From jury selection to jury instructions in a Michigan court, Lett's first trial for, among other things, first-degree murder took less than nine hours. During approximately four hours of deliberations, the jury sent the trial court seven notes, including one asking what would happen if the jury could not agree. The judge called the jury and the attorneys into the courtroom and questioned the foreperson, who said that the jury was unable to reach a unanimous verdict. The judge then declared a mistrial, dismissed the jury, and scheduled a new trial.

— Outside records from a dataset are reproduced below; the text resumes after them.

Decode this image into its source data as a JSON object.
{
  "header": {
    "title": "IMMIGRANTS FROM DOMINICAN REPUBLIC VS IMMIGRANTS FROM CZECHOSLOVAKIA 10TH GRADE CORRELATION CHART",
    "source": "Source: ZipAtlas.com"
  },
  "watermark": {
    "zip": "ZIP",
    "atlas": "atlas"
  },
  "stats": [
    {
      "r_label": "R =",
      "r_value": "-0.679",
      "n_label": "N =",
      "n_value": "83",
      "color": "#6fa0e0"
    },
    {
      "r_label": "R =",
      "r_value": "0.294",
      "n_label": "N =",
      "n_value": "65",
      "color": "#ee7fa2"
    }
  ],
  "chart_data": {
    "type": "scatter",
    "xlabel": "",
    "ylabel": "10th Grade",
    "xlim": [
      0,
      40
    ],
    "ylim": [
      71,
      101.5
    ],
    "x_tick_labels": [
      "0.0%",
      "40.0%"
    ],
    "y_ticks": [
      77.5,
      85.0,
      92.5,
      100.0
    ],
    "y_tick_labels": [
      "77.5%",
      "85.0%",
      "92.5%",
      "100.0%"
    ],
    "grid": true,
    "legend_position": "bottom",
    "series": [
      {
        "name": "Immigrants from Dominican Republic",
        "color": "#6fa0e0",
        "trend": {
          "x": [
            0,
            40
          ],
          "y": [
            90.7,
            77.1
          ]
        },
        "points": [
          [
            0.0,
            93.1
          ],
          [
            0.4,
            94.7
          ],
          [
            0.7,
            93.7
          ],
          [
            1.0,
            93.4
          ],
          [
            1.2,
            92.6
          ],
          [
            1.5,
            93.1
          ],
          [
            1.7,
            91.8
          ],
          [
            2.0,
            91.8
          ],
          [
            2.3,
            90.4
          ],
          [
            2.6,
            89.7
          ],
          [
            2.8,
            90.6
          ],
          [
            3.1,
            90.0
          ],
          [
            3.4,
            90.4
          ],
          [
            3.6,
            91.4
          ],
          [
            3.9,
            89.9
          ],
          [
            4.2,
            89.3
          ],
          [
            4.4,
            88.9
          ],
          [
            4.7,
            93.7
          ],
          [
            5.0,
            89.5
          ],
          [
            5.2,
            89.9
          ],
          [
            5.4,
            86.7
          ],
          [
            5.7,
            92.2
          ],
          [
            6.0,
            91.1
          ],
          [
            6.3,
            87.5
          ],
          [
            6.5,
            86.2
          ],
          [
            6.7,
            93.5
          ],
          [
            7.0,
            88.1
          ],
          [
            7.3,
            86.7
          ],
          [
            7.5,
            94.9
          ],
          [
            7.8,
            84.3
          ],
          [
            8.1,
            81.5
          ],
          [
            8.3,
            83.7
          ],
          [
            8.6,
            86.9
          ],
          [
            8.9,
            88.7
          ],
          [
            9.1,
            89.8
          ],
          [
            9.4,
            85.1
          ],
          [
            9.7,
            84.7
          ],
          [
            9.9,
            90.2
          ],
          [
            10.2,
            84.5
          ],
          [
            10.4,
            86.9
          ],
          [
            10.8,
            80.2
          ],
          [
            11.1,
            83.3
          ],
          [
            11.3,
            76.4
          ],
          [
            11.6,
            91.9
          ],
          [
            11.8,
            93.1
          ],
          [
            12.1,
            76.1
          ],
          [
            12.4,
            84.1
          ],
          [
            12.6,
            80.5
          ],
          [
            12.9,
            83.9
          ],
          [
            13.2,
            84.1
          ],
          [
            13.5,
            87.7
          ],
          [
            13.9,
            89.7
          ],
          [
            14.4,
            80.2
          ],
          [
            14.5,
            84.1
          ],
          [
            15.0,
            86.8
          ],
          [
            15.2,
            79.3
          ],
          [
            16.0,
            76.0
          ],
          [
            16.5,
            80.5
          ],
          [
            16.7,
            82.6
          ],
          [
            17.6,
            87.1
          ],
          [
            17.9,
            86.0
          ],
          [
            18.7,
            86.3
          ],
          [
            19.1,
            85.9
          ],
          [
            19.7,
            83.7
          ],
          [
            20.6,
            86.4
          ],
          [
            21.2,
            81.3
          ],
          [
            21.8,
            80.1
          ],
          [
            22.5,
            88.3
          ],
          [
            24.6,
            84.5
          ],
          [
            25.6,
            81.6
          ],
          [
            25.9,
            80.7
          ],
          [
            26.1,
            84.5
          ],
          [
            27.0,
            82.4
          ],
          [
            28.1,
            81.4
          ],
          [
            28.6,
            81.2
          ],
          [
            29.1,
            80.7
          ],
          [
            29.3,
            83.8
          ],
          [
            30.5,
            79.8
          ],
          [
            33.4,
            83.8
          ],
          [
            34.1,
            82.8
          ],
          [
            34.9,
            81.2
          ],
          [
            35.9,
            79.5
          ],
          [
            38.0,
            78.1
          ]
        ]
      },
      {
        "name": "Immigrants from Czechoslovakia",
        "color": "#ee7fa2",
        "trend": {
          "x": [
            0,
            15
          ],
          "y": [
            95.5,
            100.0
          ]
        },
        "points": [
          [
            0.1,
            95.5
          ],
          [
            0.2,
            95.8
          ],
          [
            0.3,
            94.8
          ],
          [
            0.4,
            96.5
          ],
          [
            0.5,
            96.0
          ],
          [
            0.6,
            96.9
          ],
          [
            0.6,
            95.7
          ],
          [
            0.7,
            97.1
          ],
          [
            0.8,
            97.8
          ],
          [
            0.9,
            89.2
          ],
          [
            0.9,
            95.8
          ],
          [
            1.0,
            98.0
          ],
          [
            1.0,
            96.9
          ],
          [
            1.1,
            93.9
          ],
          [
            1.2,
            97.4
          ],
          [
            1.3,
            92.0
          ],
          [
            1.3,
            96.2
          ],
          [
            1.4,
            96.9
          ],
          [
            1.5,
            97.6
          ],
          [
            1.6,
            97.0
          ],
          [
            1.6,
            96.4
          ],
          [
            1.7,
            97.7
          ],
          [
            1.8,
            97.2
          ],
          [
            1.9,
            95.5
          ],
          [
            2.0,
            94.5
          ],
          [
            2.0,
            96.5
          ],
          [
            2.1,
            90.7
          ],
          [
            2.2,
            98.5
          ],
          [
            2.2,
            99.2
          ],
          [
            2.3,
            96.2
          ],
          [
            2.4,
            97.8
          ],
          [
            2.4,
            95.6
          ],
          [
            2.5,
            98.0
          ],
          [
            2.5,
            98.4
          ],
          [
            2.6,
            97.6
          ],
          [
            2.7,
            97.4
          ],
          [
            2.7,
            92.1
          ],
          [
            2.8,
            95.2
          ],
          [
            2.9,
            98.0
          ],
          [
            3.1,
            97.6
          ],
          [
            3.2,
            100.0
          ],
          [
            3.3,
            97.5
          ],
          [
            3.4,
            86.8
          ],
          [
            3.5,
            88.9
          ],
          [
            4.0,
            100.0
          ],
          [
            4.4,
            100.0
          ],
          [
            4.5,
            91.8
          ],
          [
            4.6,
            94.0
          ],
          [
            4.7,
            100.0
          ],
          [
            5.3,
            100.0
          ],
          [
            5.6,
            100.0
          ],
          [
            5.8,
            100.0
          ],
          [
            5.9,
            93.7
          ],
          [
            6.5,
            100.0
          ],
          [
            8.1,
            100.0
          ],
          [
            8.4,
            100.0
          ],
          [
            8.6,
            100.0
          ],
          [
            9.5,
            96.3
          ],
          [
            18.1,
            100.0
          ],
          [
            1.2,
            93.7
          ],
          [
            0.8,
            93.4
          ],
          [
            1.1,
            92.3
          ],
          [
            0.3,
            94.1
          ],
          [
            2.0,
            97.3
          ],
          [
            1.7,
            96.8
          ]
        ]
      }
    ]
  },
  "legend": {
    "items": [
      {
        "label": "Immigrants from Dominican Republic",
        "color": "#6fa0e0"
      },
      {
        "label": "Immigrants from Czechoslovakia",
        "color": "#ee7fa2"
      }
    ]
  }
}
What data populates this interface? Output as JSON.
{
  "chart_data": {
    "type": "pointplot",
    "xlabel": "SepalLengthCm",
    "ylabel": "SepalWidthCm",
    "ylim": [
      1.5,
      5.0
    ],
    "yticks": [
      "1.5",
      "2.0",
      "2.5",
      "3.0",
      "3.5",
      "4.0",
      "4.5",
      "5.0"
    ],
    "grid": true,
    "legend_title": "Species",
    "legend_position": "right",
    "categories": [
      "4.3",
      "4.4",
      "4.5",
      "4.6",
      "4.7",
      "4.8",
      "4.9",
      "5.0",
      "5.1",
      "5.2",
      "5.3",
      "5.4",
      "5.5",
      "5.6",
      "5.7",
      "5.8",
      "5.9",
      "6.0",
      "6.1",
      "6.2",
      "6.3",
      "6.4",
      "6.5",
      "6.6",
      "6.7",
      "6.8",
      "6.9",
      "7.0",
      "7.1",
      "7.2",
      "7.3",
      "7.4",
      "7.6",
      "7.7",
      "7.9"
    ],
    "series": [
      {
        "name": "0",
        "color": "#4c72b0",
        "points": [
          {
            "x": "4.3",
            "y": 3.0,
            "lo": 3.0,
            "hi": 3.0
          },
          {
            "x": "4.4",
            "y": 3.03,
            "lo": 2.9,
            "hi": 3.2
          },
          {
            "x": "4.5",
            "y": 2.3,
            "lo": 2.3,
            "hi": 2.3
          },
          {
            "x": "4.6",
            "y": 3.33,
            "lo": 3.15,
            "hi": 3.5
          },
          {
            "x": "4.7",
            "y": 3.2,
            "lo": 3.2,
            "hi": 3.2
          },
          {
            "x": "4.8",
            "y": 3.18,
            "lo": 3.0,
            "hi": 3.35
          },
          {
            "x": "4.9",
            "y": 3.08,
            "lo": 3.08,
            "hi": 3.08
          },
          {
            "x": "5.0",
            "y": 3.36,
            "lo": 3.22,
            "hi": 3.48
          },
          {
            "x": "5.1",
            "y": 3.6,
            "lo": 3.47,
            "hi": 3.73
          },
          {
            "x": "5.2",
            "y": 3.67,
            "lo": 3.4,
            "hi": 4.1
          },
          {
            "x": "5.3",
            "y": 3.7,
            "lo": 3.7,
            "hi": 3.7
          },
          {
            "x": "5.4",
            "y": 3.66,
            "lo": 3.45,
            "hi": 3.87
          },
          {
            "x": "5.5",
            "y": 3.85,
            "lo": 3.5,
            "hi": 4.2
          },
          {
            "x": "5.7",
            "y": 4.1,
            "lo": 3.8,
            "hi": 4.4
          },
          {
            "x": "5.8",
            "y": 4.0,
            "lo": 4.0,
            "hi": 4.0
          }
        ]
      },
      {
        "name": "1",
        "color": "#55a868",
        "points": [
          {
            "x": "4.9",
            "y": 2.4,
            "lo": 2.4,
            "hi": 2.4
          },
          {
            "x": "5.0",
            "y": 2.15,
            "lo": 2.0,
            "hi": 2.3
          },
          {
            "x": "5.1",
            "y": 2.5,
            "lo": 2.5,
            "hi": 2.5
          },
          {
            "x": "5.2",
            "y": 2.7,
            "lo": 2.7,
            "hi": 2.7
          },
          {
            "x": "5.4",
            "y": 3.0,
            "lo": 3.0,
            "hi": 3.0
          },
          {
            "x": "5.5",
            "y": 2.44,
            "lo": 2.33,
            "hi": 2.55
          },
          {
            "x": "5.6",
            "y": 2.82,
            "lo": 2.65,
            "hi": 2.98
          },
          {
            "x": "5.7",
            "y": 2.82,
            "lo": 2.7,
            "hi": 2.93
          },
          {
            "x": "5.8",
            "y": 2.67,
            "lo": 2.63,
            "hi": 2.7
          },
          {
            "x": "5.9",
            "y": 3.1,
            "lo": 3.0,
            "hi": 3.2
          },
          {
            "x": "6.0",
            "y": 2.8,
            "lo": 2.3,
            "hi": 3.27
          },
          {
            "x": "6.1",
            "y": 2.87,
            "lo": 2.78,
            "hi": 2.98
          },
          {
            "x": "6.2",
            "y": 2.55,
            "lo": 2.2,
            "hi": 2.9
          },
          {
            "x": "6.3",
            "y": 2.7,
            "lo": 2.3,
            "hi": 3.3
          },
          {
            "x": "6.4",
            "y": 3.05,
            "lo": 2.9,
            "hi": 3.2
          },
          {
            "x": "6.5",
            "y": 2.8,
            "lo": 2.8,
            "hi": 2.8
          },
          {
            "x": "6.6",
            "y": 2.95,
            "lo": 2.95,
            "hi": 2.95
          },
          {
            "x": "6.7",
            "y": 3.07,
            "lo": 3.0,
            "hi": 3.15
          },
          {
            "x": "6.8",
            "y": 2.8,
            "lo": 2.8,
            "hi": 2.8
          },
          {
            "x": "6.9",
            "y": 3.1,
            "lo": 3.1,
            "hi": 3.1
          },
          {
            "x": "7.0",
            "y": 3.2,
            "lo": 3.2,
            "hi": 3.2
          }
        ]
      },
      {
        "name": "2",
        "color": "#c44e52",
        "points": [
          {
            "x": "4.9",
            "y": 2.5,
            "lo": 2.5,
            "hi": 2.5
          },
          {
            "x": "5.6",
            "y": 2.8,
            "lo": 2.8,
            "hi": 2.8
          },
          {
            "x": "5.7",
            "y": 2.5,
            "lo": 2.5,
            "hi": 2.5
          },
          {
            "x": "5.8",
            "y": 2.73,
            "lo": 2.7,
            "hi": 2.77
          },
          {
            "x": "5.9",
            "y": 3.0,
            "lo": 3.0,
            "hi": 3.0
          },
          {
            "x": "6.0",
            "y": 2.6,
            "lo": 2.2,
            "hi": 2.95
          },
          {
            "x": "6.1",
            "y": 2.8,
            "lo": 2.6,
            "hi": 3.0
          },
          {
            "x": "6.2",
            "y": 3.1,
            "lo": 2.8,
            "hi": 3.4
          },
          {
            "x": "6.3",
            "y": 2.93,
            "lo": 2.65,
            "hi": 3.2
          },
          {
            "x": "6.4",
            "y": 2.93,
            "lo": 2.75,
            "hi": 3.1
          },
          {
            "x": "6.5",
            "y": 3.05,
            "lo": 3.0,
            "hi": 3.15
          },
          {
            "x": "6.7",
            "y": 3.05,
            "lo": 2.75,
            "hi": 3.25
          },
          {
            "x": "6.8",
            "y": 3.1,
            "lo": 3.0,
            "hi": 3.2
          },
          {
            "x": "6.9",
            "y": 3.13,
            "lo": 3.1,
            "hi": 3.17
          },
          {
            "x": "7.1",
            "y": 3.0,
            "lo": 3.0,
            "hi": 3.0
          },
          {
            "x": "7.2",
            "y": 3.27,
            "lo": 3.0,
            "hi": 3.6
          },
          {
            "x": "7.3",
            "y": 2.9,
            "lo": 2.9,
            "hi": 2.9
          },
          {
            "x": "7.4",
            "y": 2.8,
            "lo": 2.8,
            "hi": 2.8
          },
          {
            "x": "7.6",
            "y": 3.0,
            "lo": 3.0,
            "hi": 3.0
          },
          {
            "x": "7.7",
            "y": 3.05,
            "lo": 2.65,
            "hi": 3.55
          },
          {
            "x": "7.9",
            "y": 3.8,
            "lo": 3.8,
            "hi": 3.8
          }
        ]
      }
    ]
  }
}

At Lett's second trial, after deliberating for only 3 hours and 15 minutes, a new jury found him guilty of second-degree murder.

On appeal within the state's system, Lett argued that because the judge in his first trial had announced a mistrial without any manifest necessity to do so, the Double Jeopardy Clause barred the state from trying him a second time. Agreeing, the Michigan Court of Appeals reversed the conviction.

The Michigan Supreme Court reversed. It concluded that, under United States v. Perez (1824), a defendant may be retried following the discharge of a deadlocked jury so long as the trial court exercised its "sound discretion" in concluding that the jury was deadlocked and thus that there was a "manifest necessity" for a mistrial; and that, under Arizona v. Washington, 434 U. S. 497 (1978), an appellate court must generally defer to a trial judge's determination that a deadlock has been reached. The Michigan Supreme Court then found that the judge at Lett's first trial had not abused her discretion in declaring the mistrial, observing that the jury had deliberated a sufficient amount of time following a short, noncomplex trial; that the jury had sent several notes, including one appearing to indicate heated discussions; and that the foreperson had stated that the jury could not reach a verdict.

In Lett's federal habeas petition, he contended that the Michigan Supreme Court's rejection of his double jeopardy claim was "an unreasonable application of... clearly established Federal law, as determined by the Supreme Court of the United States," and thus that he was not barred by the Antiterrorism and Effective Death Penalty Act of 1996 (AEDPA) from obtaining federal habeas relief. The federal District Court granted the writ, and the Sixth Circuit Court of Appeals affirmed.

==Opinion of the court==

The Supreme Court issued an opinion on May 3, 2010. The Supreme Court held that the state trial court's decision was not unreasonable for the purposes of AEDPA and reversed the Sixth Circuit. This cancelled Lett's federal writ of habeas corpus.